Musik populer kemudian dibagi ke dalam beberapa jenis genre, yakni Jazz, Gospel, Blues, Rhythm and blues, Funk, Rock, Metal hardcore, Electronic, Ska, Reggae, Dub, Hiphop/Rap/Rapcore dan pop.

3. Musik Tradisional

Sementara musik tradisional adalah musik yang hidup di masyarakat secara turun temurun, dipertahankan bukan sebagai sarana hiburan saja, melainkan ada juga dipakai untuk pengobatan dan ada yang menjadi suatu sarana komunikasi antara manusia dengan penciptanya. Namun, hal ini adalah menurut kepercayaan masing-masing orang saja.

Musik tradisional merupakan perbendaharaan seni lokal di masyarakat. Musik tradisional yang ada di Indonesia, di antaranya adalah gamelan,angklung dan sasando.
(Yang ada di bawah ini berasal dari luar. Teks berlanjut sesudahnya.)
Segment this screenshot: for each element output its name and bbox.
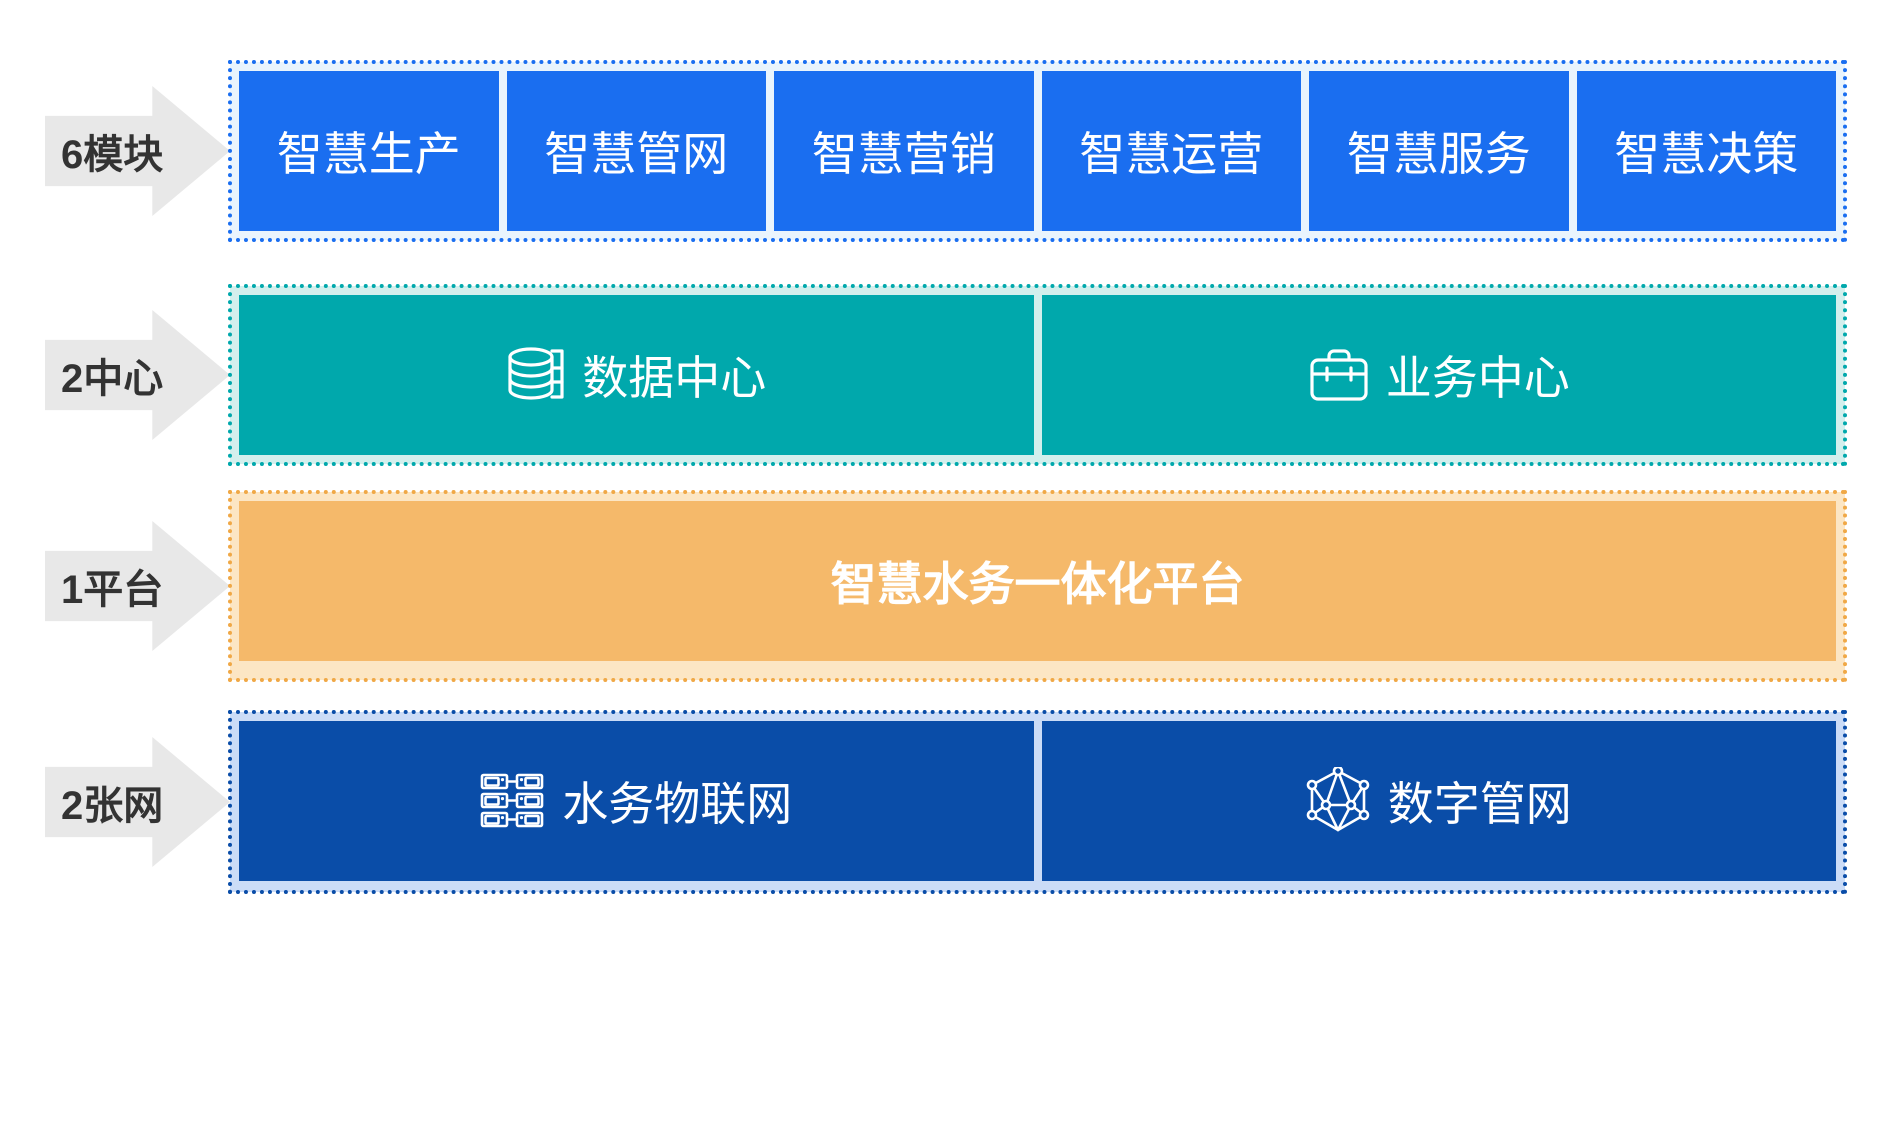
architecture-diagram: 6模块 智慧生产 智慧管网 智慧营销 智慧运营 智慧服务 智慧决策: [0, 0, 1893, 1129]
module-panel[interactable]: 智慧决策: [1577, 71, 1837, 231]
arrow-label-text: 2中心: [45, 346, 163, 404]
module-label: 智慧服务: [1347, 118, 1531, 184]
iot-grid-icon: [480, 773, 544, 829]
arrow-label-centers: 2中心: [45, 310, 230, 440]
arrow-label-text: 1平台: [45, 557, 163, 615]
arrow-label-text: 2张网: [45, 773, 163, 831]
row-platform: 1平台 智慧水务一体化平台: [45, 492, 1845, 680]
toolbox-icon: [1308, 347, 1370, 403]
band-modules: 智慧生产 智慧管网 智慧营销 智慧运营 智慧服务 智慧决策: [230, 62, 1845, 240]
platform-panel[interactable]: 智慧水务一体化平台: [239, 501, 1836, 661]
center-panel-data[interactable]: 数据中心: [239, 295, 1034, 455]
arrow-label-modules: 6模块: [45, 86, 230, 216]
module-panel[interactable]: 智慧营销: [774, 71, 1034, 231]
row-centers: 2中心 数据中心: [45, 286, 1845, 464]
module-panel[interactable]: 智慧生产: [239, 71, 499, 231]
center-label: 业务中心: [1386, 342, 1570, 408]
arrow-label-networks: 2张网: [45, 737, 230, 867]
module-label: 智慧决策: [1614, 118, 1798, 184]
network-panel-iot[interactable]: 水务物联网: [239, 721, 1034, 881]
network-panel-pipe[interactable]: 数字管网: [1042, 721, 1837, 881]
database-icon: [506, 344, 566, 406]
module-label: 智慧管网: [544, 118, 728, 184]
module-label: 智慧生产: [277, 118, 461, 184]
arrow-label-platform: 1平台: [45, 521, 230, 651]
band-networks: 水务物联网: [230, 712, 1845, 892]
band-platform: 智慧水务一体化平台: [230, 492, 1845, 680]
arrow-label-text: 6模块: [45, 122, 163, 180]
module-label: 智慧运营: [1079, 118, 1263, 184]
row-modules: 6模块 智慧生产 智慧管网 智慧营销 智慧运营 智慧服务 智慧决策: [45, 62, 1845, 240]
module-panel[interactable]: 智慧管网: [507, 71, 767, 231]
hex-network-icon: [1306, 767, 1370, 835]
network-label: 数字管网: [1388, 768, 1572, 834]
center-panel-business[interactable]: 业务中心: [1042, 295, 1837, 455]
platform-label: 智慧水务一体化平台: [831, 548, 1245, 614]
row-networks: 2张网: [45, 712, 1845, 892]
center-label: 数据中心: [582, 342, 766, 408]
network-label: 水务物联网: [562, 768, 792, 834]
module-panel[interactable]: 智慧运营: [1042, 71, 1302, 231]
band-centers: 数据中心 业务中心: [230, 286, 1845, 464]
module-label: 智慧营销: [812, 118, 996, 184]
module-panel[interactable]: 智慧服务: [1309, 71, 1569, 231]
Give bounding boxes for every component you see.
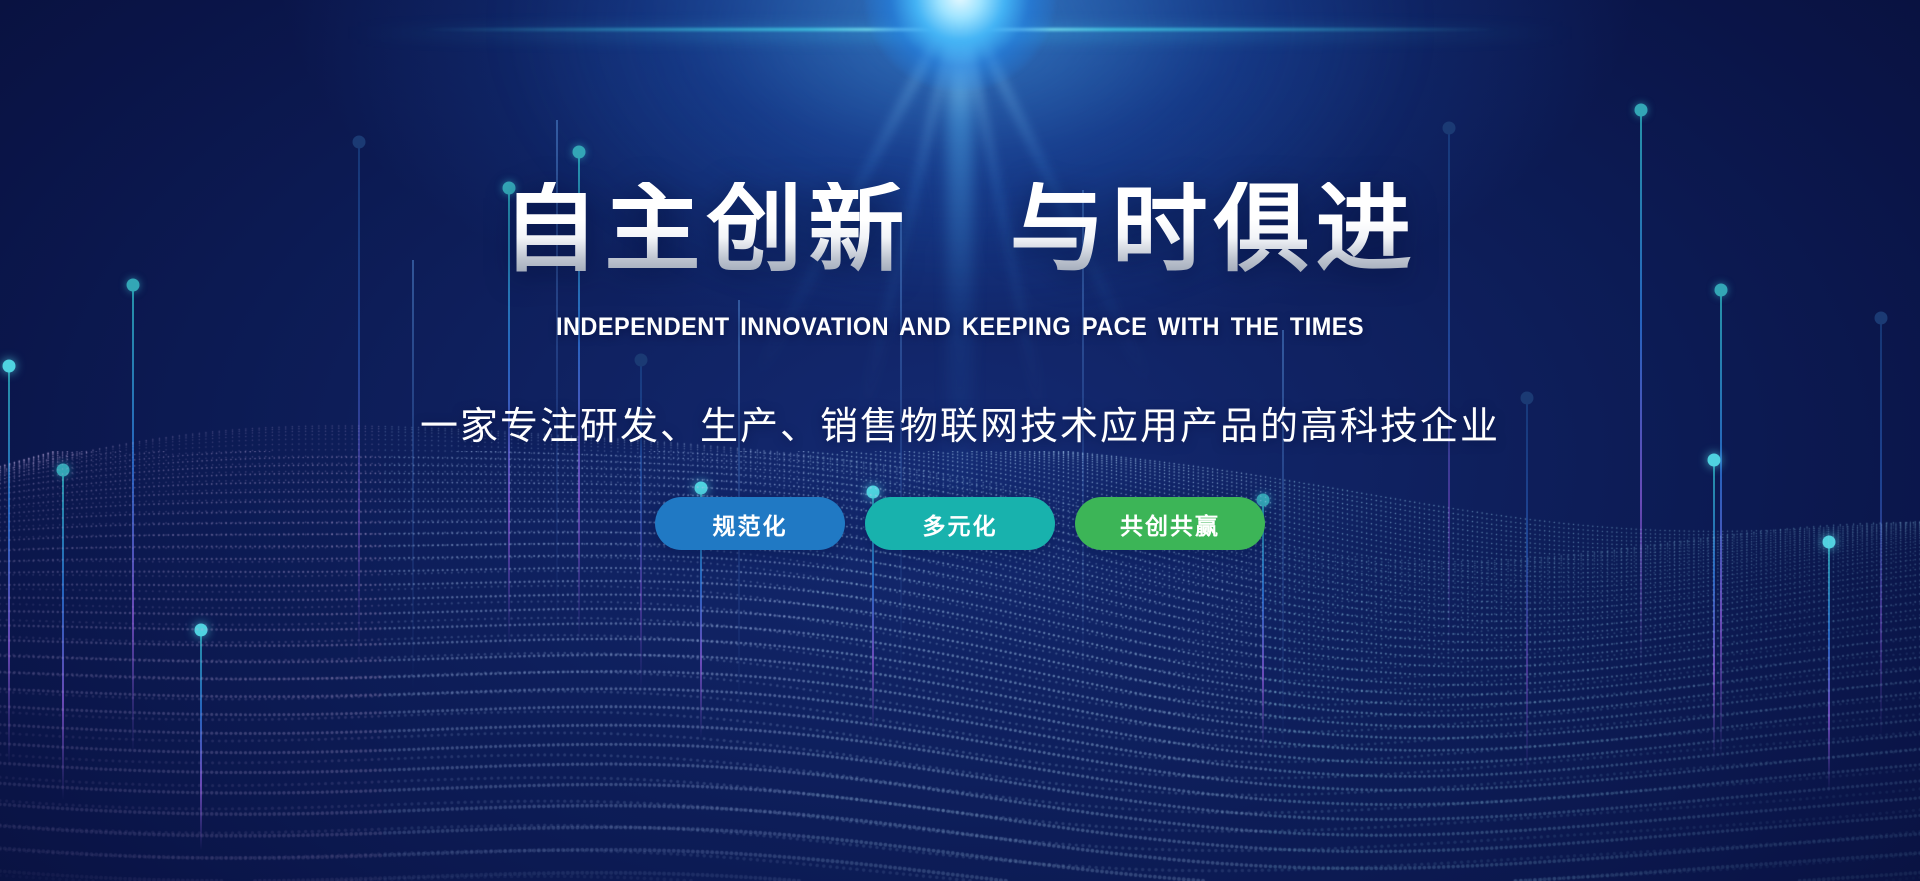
pill-diversification[interactable]: 多元化 xyxy=(865,497,1055,550)
page-title: 自主创新 与时俱进 xyxy=(0,182,1920,278)
pill-label: 多元化 xyxy=(923,507,998,541)
subtitle-english: INDEPENDENT INNOVATION AND KEEPING PACE … xyxy=(58,313,1863,342)
hero-banner: 自主创新 与时俱进 INDEPENDENT INNOVATION AND KEE… xyxy=(0,0,1920,881)
headline-right: 与时俱进 xyxy=(1010,176,1418,283)
tagline-pill-group: 规范化 多元化 共创共赢 xyxy=(0,497,1920,550)
pill-label: 共创共赢 xyxy=(1120,507,1220,541)
headline-left: 自主创新 xyxy=(502,176,910,283)
pill-standardization[interactable]: 规范化 xyxy=(655,497,845,550)
pill-win-win[interactable]: 共创共赢 xyxy=(1075,497,1265,550)
pill-label: 规范化 xyxy=(713,507,788,541)
subtitle-chinese: 一家专注研发、生产、销售物联网技术应用产品的高科技企业 xyxy=(0,395,1920,450)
Selain dari musik tradisional yang berasal dari kebudayaan lokal, terdapat juga musik tradisional yang berasal dari pengaruh kebudayaan luar di antaranya gambang kromong, marawis dan keroncong. Untuk musik jenis ini, terdapat tiga jenis genre, yakni Latin, Country, dan dangdut.

Itulah seputar informasi mengenai perkembangan lagu lengkap dengan genrenya. Semoga bermanfaat.